Armer Nietzsche
Annäherung an einen Philosophen- Ein Kaleidoskop
Julius Frey
Als Verkünder eines extremen Individualismus mit seiner Bereitschaft zu existentiellem Wahrheitsrisiko und unerbittlicher Selbstentblössung gehört Nietzsche zu den Vätern der Weltanschauung um 1900. Hier sah die leidenschaftlich hingerissene Jugend ein ganz neues Bild des Heroischen und Tragischen, blickte in die Abgründe der Seele mit ihrer Differenziertheit und Sensibilität.
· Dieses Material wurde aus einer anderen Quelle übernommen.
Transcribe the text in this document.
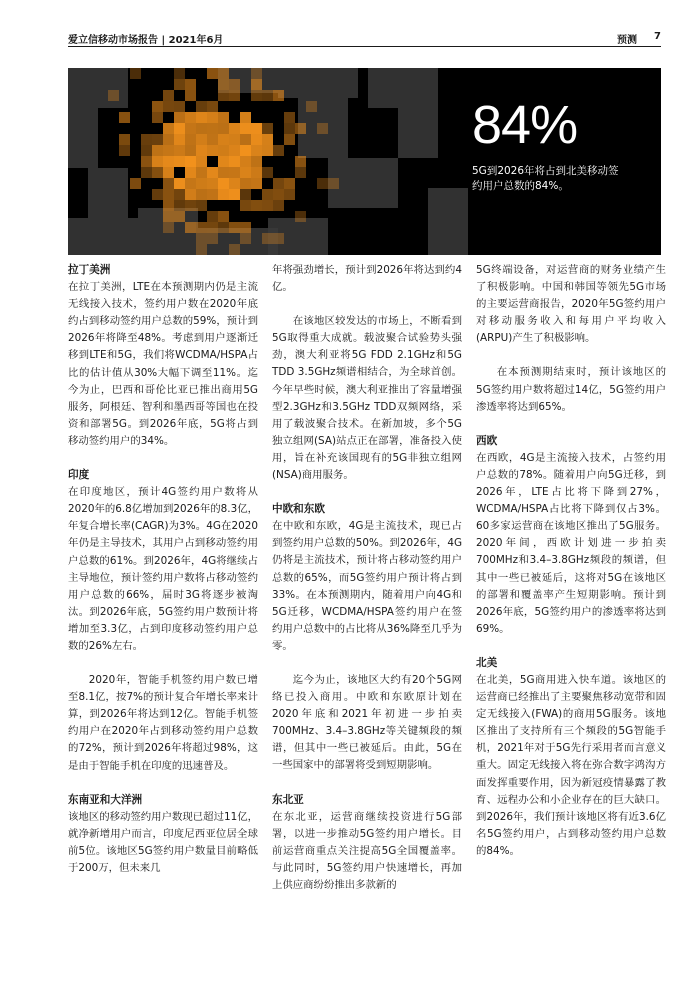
爱立信移动市场报告 | 2021年6月	预测 7
84%
5G到2026年将占到北美移动签约用户总数的84%。
拉丁美洲

在拉丁美洲，LTE在本预测期内仍是主流无线接入技术，签约用户数在2020年底约占到移动签约用户总数的59%，预计到2026年将降至48%。考虑到用户逐渐迁移到LTE和5G，我们将WCDMA/HSPA占比的估计值从30%大幅下调至11%。迄今为止，巴西和哥伦比亚已推出商用5G服务，阿根廷、智利和墨西哥等国也在投资和部署5G。到2026年底，5G将占到移动签约用户的34%。

印度

在印度地区，预计4G签约用户数将从2020年的6.8亿增加到2026年的8.3亿，年复合增长率(CAGR)为3%。4G在2020年仍是主导技术，其用户占到移动签约用户总数的61%。到2026年，4G将继续占主导地位，预计签约用户数将占移动签约用户总数的66%，届时3G将逐步被淘汰。到2026年底，5G签约用户数预计将增加至3.3亿，占到印度移动签约用户总数的26%左右。

2020年，智能手机签约用户数已增至8.1亿，按7%的预计复合年增长率来计算，到2026年将达到12亿。智能手机签约用户在2020年占到移动签约用户总数的72%，预计到2026年将超过98%，这是由于智能手机在印度的迅速普及。

东南亚和大洋洲

该地区的移动签约用户数现已超过11亿，就净新增用户而言，印度尼西亚位居全球前5位。该地区5G签约用户数量目前略低于200万，但未来几

年将强劲增长，预计到2026年将达到约4亿。

在该地区较发达的市场上，不断看到5G取得重大成就。载波聚合试验势头强劲，澳大利亚将5G FDD 2.1GHz和5G TDD 3.5GHz频谱相结合，为全球首创。今年早些时候，澳大利亚推出了容量增强型2.3GHz和3.5GHz TDD双频网络，采用了载波聚合技术。在新加坡，多个5G独立组网(SA)站点正在部署，准备投入使用，旨在补充该国现有的5G非独立组网(NSA)商用服务。

中欧和东欧

在中欧和东欧，4G是主流技术，现已占到签约用户总数的50%。到2026年，4G仍将是主流技术，预计将占移动签约用户总数的65%，而5G签约用户预计将占到33%。在本预测期内，随着用户向4G和5G迁移，WCDMA/HSPA签约用户在签约用户总数中的占比将从36%降至几乎为零。

迄今为止，该地区大约有20个5G网络已投入商用。中欧和东欧原计划在2020年底和2021年初进一步拍卖700MHz、3.4–3.8GHz等关键频段的频谱，但其中一些已被延后。由此，5G在一些国家中的部署将受到短期影响。

东北亚

在东北亚，运营商继续投资进行5G部署，以进一步推动5G签约用户增长。目前运营商重点关注提高5G全国覆盖率。与此同时，5G签约用户快速增长，再加上供应商纷纷推出多款新的

5G终端设备，对运营商的财务业绩产生了积极影响。中国和韩国等领先5G市场的主要运营商报告，2020年5G签约用户对移动服务收入和每用户平均收入(ARPU)产生了积极影响。

在本预测期结束时，预计该地区的5G签约用户数将超过14亿，5G签约用户渗透率将达到65%。

西欧

在西欧，4G是主流接入技术，占签约用户总数的78%。随着用户向5G迁移，到2026年，LTE占比将下降到27%，WCDMA/HSPA占比将下降到仅占3%。60多家运营商在该地区推出了5G服务。2020年间，西欧计划进一步拍卖700MHz和3.4–3.8GHz频段的频谱，但其中一些已被延后，这将对5G在该地区的部署和覆盖率产生短期影响。预计到2026年底，5G签约用户的渗透率将达到69%。

北美

在北美，5G商用进入快车道。该地区的运营商已经推出了主要聚焦移动宽带和固定无线接入(FWA)的商用5G服务。该地区推出了支持所有三个频段的5G智能手机，2021年对于5G先行采用者而言意义重大。固定无线接入将在弥合数字鸿沟方面发挥重要作用，因为新冠疫情暴露了教育、远程办公和小企业存在的巨大缺口。到2026年，我们预计该地区将有近3.6亿名5G签约用户，占到移动签约用户总数的84%。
Den heutigen Menschen interessiert an Nietzsche, Schöpfer neuer Gedankeninhalte mit einer unbegrenzten Weite des Denkens, mit welcher Erfindungskraft er Ismen und Dogmen zu zerbrechen vermochte, wie man bei ihm Freiheit des Geistes, Leidenschaft der Erkenntnis und Redlichkeit lernen kann. An Nietzsche – «Erdbeben der Epoche» – orientiert sich die moderne Geistigkeit in Nachfolge und Widerspruch. Es war für viele ein grosses Glück, Nietzsche zu begegnen. Es wäre falsch gewesen, ihm zu folgen. Es war richtig, ihn nie zu verlassen.